It absolutely doesn't. It must be the extensions you're using.

I've found is that nearly every extension on the official pi.dev/packages is vibe coded trash, like for example the most popular subagents extension.

Instead of just giving you a basic subagent, it's a whole kitchen sink of recursion, teams, chains, confusingly named agents like "oracle" etc. Basically feels like someone kept prompting "what else could we add here?".

They're all like that. It's no wonder these slow down pi.

What I've done is just have the agent write my own.

Get a local copy of e.g. that kitchen sink subagents extension.
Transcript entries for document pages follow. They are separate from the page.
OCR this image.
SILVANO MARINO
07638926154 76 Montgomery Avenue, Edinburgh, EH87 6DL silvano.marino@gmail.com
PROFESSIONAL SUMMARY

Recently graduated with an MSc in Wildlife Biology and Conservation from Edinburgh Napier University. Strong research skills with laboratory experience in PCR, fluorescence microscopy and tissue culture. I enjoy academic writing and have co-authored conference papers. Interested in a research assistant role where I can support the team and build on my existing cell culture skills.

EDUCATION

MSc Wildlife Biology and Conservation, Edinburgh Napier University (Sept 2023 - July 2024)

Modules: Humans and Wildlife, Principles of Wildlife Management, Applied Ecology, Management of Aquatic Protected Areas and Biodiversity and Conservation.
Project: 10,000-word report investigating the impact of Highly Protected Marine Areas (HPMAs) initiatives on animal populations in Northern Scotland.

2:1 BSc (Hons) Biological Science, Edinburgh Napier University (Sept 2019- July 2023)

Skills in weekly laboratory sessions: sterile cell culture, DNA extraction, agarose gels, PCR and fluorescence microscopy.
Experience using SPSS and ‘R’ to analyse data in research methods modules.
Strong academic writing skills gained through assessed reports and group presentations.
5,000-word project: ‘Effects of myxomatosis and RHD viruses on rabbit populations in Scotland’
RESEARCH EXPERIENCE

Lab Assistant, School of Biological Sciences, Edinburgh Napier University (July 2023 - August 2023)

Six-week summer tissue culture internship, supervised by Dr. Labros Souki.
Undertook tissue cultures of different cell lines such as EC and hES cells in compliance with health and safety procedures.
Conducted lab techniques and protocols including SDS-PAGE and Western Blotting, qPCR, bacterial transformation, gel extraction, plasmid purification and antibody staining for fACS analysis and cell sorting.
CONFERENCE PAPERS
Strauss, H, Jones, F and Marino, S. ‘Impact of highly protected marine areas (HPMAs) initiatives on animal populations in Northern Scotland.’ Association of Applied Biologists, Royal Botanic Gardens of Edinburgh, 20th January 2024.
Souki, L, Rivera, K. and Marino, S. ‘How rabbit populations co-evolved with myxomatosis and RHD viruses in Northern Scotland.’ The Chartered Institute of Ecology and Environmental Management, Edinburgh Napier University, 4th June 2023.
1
Have the agent list all the features, then I give back a much smaller list of the features I want and say "write me a new extension with just these new features" and every time it one shots it (using GPT 5.3 usually), then 20-30 minutes later I have a working, lightweight extension tuned to my exact workflow.

I've done this for I guess about 8 extensions now (subagents, a lightweight typescript LSP, web search, background processes, Claude style hooks, plan mode are the main ones) and it's very fast and snappy.

Still they are maintained by those developers. I cannot spend my time developing extensions. I'd rather do that in Rust.

Then pi is probably not for you, as doing this is pretty much the whole selling point. You could try oh-my-pi or OpenCode instead.